Grant Details
Grant Number: |
5R21CA271184-02 Interpret this number |
Primary Investigator: |
Su, Hui-Chun |
Organization: |
University Of California, San Diego |
Project Title: |
Policy Implementation Research on Health Benefit Mandates for Fertility Preservation Services to Improve Access to Care in Young Cancer Survivors |
Fiscal Year: |
2023 |
Abstract
Nearly 90,000 adolescents and young adults ages 15 to 39 are diagnosed with cancer each year in the U.S.
(AYA survivors). Fertility preservation care before cancer treatment (i.e., infertility risk counseling and fertility
preservation services such as oocyte and sperm freezing) is an evidence-based practice that effectively
decreases infertility after cancer, a devastating outcome. In response to cost barriers that contribute to low
utilization and financial burden and distress, 11 states recently passed benefit mandate laws requiring health
insurance plans to include fertility preservation benefits, with additional state and federal legislation pending.
These health policies may have substantial impact on preventing infertility and mitigating medical financial
hardship, but clinic and patient stakeholders report that mandated benefits are not reaching cancer patients. In
implementation science, there is a knowledge gap about how contextual factors in and across the multiple levels
that are engaged in implementing a health policy can inform the design of deliberate implementation strategies.
Thus, the objective is to conduct a theory-informed investigation of health insurance benefit mandate
implementation, in order to derive strategies to increase fertility preservation care.
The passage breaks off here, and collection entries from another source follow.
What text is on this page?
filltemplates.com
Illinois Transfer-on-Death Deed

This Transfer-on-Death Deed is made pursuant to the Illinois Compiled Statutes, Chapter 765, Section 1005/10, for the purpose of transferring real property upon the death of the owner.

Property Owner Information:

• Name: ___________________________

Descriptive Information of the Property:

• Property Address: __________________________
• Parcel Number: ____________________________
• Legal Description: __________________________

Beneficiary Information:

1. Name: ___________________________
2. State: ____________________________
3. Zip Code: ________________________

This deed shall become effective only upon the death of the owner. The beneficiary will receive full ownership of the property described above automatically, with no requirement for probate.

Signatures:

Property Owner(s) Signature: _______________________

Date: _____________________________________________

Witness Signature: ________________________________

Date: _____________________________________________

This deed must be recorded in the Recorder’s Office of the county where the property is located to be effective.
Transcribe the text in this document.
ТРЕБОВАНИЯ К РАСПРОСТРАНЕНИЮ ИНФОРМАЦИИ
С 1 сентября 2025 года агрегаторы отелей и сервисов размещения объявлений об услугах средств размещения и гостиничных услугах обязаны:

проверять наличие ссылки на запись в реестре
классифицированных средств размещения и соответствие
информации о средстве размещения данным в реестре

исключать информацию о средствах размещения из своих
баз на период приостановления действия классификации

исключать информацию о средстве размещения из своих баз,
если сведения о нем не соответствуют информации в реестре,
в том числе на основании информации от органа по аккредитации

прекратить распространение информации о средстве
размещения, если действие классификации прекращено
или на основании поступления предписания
Guided by the EPIS framework,
this developmental proposal focuses on the exploration phase via a contextual assessment of multiple levels
(insurance regulators, insurers, clinics and AYA survivors) (Aim 1) and the preparation phase through co-
developing with stakeholders implementation strategies for benefit mandate required fertility preservation care
(Aim 2). In Aim 1, we will examine determinants of implementation, service and patient outcomes in the outer
and inner contexts, as well as bridging factors between them. We will conduct surveys, document reviews,
interviews and focus groups, and data will be analyzed by rapid assessment to inform subsequent data collection.
In Aim 2, we will specify implementation strategies for benefit mandates and refine them with stakeholders
through surveys, interviews, and focus groups. We will generate a toolkit of refined implementation strategies to
evaluate in a future trial. Through a policy scan of all passed state benefit mandates, we selected California,
Illinois, and New York as generalizable states because they represent key variations in environments for fertility
preservation benefit mandates. The transdisciplinary team has existing, productive collaborations and
complementary expertise in fertility preservation care, health policy, qualitative research and implementation
science. This proposal is responsive to the Childhood Cancer STAR Act of 2018, timely in assessing new fertility
preservation benefit mandates, innovative in applying implementation science methods to health policy
processes and outcomes and expanding the empirical evidence on policy implementation strategies, and of
potential high clinical impact through generation of novel strategies to increase access to fertility preservation
and decrease adverse clinical outcomes and financial hardship in AYA survivors. Beyond fertility preservation,
study results will also have implications for the ~2,000 current benefit mandates implemented across the U.S.